Sampai dengan saat ini budaya bangsa dijaga dan dikembangkan hanya sejauh masyarakat itu sendiri menganggapnya penting. Apakah layak disosialisasikan?Â
Semuanya masih tergantung pada kesadaran masyarakat yang memiliki kebudayaan itu sendiri dan belum menjadi milik bersama bangsa ini.
Kedua, integrasi budaya. Karena afirmasi terkait kelayakan budaya dan warisan itu hanya terjadi secara lokal di daerah, maka integrasi budaya tersebut akhirnya hanya terjadi secara terbatas di daerah tertentu saja.
Nah, advokasi kebudayaan perlu dimulai dengan cara kita membangun pintu literasi. Pintu literasi akan membuka wawasan dan gagasan, narasi, dan sekaligus edukasi.
Literasi bisa saja menjadi gerbang utama bagi proses advokasi kebudayaan. Tanpa literasi, orang tidak mungkin mengenal apa yang khas dari narasi budaya masing-masing suku yang diakui negara ini.

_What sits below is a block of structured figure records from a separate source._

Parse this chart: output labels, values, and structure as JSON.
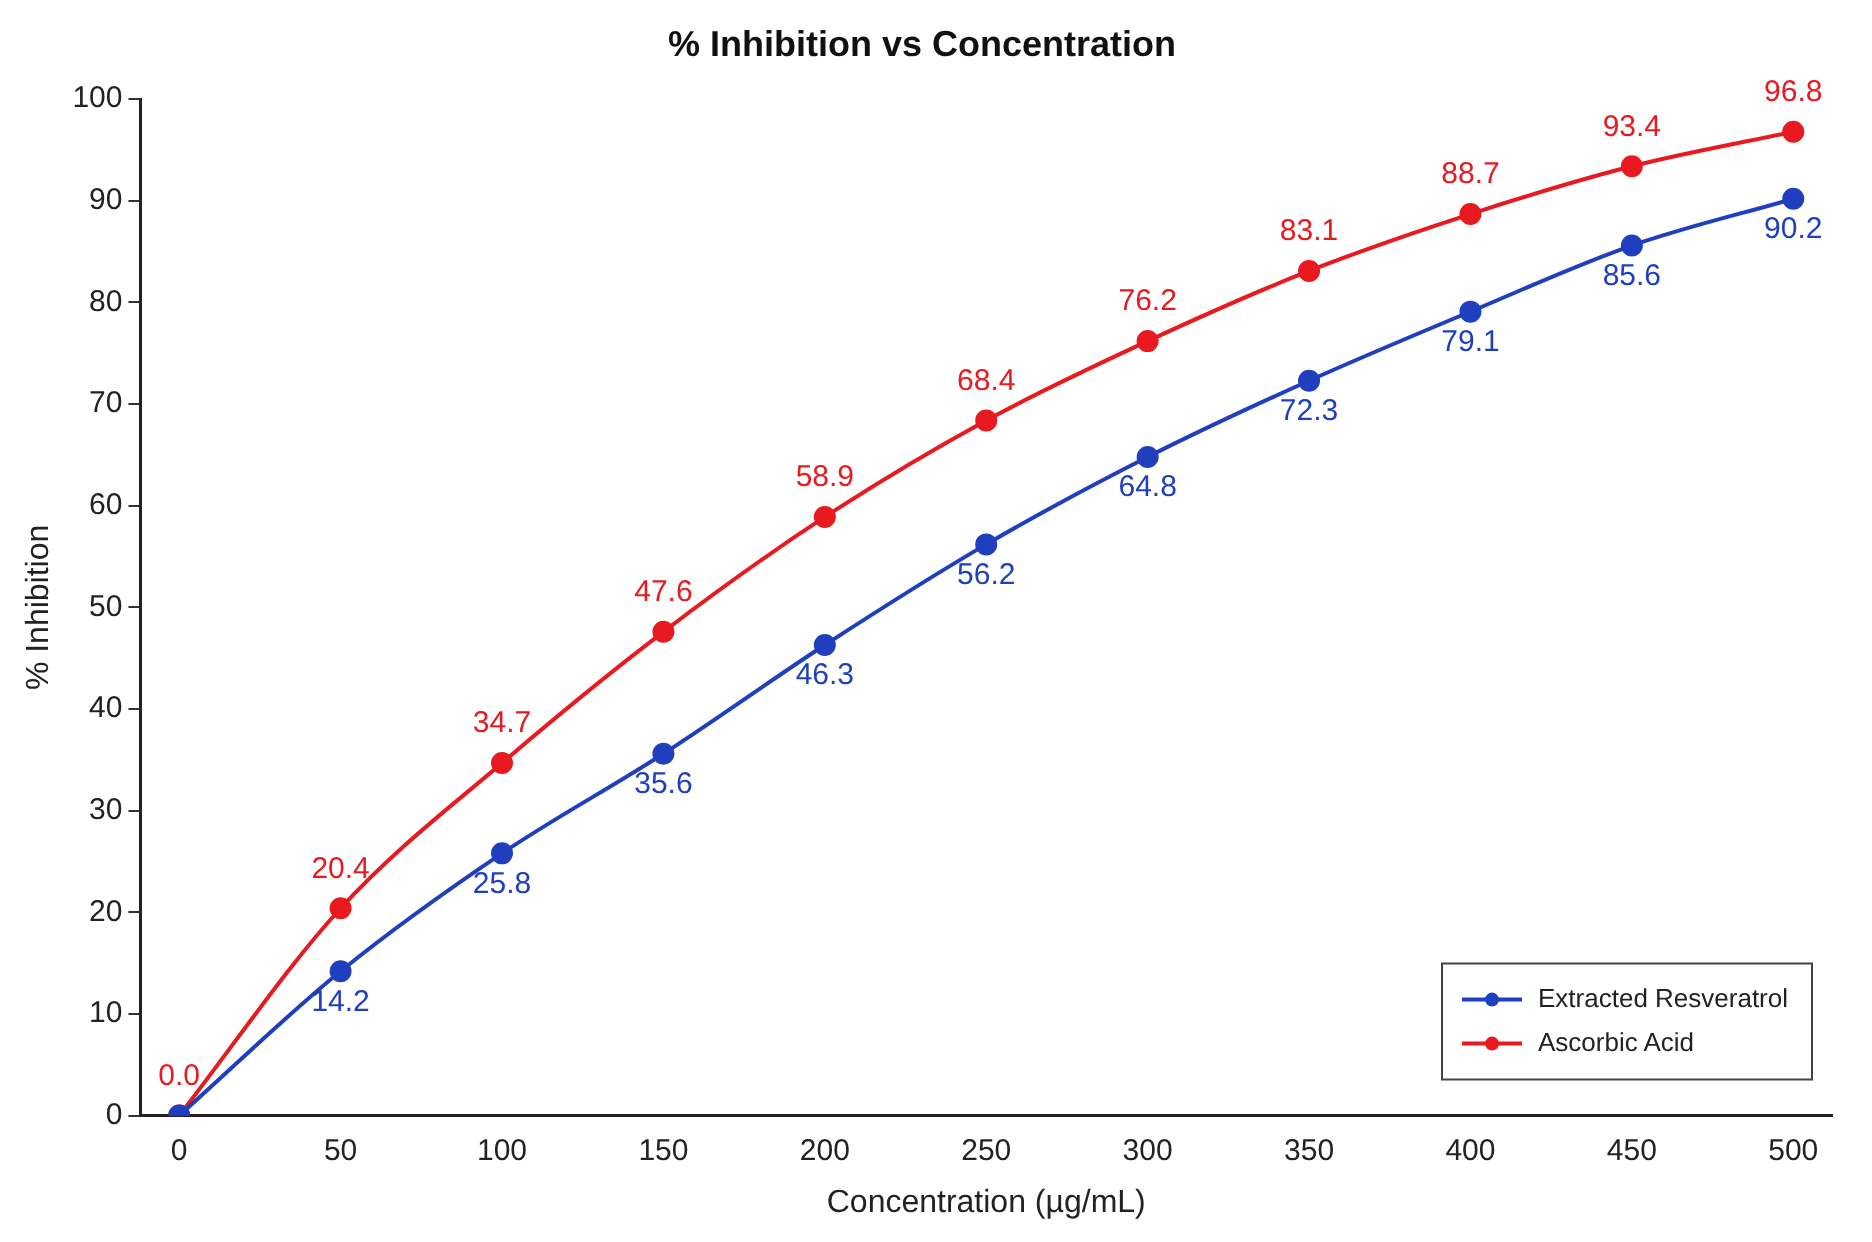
{
  "chart_data": {
    "type": "line",
    "title": "% Inhibition vs Concentration",
    "xlabel": "Concentration (µg/mL)",
    "ylabel": "% Inhibition",
    "x": [
      0,
      50,
      100,
      150,
      200,
      250,
      300,
      350,
      400,
      450,
      500
    ],
    "xlim": [
      -12,
      512
    ],
    "xticks": [
      0,
      50,
      100,
      150,
      200,
      250,
      300,
      350,
      400,
      450,
      500
    ],
    "ylim": [
      0,
      100
    ],
    "yticks": [
      0,
      10,
      20,
      30,
      40,
      50,
      60,
      70,
      80,
      90,
      100
    ],
    "series": [
      {
        "name": "Extracted Resveratrol",
        "color": "#1f3fbf",
        "values": [
          0,
          14.2,
          25.8,
          35.6,
          46.3,
          56.2,
          64.8,
          72.3,
          79.1,
          85.6,
          90.2
        ],
        "value_labels": [
          null,
          "14.2",
          "25.8",
          "35.6",
          "46.3",
          "56.2",
          "64.8",
          "72.3",
          "79.1",
          "85.6",
          "90.2"
        ]
      },
      {
        "name": "Ascorbic Acid",
        "color": "#e8191f",
        "values": [
          0,
          20.4,
          34.7,
          47.6,
          58.9,
          68.4,
          76.2,
          83.1,
          88.7,
          93.4,
          96.8
        ],
        "value_labels": [
          "0.0",
          "20.4",
          "34.7",
          "47.6",
          "58.9",
          "68.4",
          "76.2",
          "83.1",
          "88.7",
          "93.4",
          "96.8"
        ]
      }
    ],
    "marker": "circle",
    "line_style": "solid",
    "grid": false,
    "legend": "bottom right"
  }
}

Advokasi kebudayaan sangatlah penting supaya legalitas hukum dari setiap warisan kebudayaan yang ada itu menemukan dasar perlindungannya.
Kebudayaan dan Koneksi dengan Peradaban Bangsa
Hal yang perlu dijelaskan sekali lagi tentu saja berkaitan dengan pemahaman yang sama tentang definisi kebudayaan.
Edward Tylor menulis: "culture is that complex whole that includes knowledge, belief, art, morals, law, customs, and any other capabilities and habits acquired by man as a member of society." (Primitive Culture, Vol. I, dalam: Anthony F. C. Wallace, Culture and Personality, New York: Random House, 1970).
Keseluruhan yang kompleks mencakup banyak sekali bidang kehidupan manusia, tentu saja semuanya memiliki koneksi dengan peradaban bangsa ini.
Apalagi jika mendasari pemahaman kita sesuai pandangan Koentjoroningrat bahwa pola tindakan dan tingkah laku manusia adalah hasil dari proses belajar (Koentjoroningrat, Pengantar Antropologi, Jakarta: Rineka Cipta, 2003).